Even having met these challenges, AI compilers need to keep up with the growing variety of machine types, user applications, and size of AI models. Below, we are singling out two ways to achieve this by tackling the tractability (scalability) of compilers through hierarchical mapping and by tackling hardware targets/features through (auto-) vectorization.
Improving hierarchical mapping
To achieve better tractability of AI compilers, we developed the focalization method. This method allows the compiler to consider a set of tile dimensions independently of other dimensions.
The effect of focalization can be significant for some loop codes. Let’s look at some results (Figure 4) where other tractability-helping techniques have been disabled. The effect is quite dramatic for some programs when targeting just two levels of hierarchy (2-level focalization), as you can see on the left-hand optimization time chart (lower is better).
The charts on the right-hand side in Figure 4 look at the time it takes to optimize a fully connected layer and a linear algebra kernel named doitgen as a function of the depth of the targeted machine (in terms of its levels of PEs).
On the fully connected layer, we see a reduction in the optimization time from ten times to two times.
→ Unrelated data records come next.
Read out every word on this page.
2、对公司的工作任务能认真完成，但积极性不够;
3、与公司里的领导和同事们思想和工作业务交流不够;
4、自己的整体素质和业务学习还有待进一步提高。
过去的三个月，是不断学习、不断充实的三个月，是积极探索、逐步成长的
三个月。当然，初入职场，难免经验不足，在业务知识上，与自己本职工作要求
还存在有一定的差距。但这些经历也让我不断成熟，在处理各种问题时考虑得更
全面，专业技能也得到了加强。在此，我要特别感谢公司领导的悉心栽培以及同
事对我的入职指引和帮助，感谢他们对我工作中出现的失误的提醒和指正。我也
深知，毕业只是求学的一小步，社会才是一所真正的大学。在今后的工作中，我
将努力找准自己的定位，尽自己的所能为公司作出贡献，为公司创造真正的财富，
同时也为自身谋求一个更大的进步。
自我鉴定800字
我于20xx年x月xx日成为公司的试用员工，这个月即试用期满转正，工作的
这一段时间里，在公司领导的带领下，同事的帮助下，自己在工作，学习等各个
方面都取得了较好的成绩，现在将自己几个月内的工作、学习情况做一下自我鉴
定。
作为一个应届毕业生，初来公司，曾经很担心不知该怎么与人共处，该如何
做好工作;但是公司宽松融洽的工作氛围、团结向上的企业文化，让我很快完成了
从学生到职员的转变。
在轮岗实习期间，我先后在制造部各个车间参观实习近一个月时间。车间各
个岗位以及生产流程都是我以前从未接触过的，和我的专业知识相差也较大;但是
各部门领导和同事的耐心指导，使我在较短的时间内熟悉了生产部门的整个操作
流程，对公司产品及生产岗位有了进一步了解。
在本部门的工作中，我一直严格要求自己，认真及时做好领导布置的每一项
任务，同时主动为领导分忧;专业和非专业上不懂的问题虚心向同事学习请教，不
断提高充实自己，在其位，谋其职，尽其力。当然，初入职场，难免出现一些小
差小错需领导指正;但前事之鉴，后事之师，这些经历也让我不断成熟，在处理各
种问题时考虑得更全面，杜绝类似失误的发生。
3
For doitgen, the optimization time goes above threshold after three levels, whereas the two-level focalization version scales well to five levels.
Improving automated vectorization
Next, we look at automated vectorization. Two underlying processes are key for this: the Qualcomm Polyhedral Mapper finds independent operations suitable for vectorization and its underlying compiler generates optimized calls to vector intrinsics.
Automatic optimization of a sequential code to three levels of parallelism (including vector) sped up the compile process 620 times and led to a third of the hand-tuned performance. That’s one third of the performance achieved quickly and with almost zero effort.
The Qualcomm Polyhedral Mapper can dramatically increase AI model developer productivity. By supporting more optimizations, we increase the performance and power efficiency of AI models running on Qualcomm platforms. By improving the tractability of these optimizations, we increase the performance of larger, more complex models.
Improved AI compilers are key to increased runtime and power efficiency as well as to making machine learning ubiquitous. Not only can we create more AI models more quickly, but we can also run them at high performance on power-constrained devices.
Toward the future of polyhedral AI compilers
In this blog post, I have presented only two of the many solutions we are working on for improving polyhedral AI compilers. With the iterative improvement of tractable compiler optimizations, as with hierarchical mapping and vectorization, the Qualcomm Polyhedral Mapper can achieve better overall compiler performance and productivity.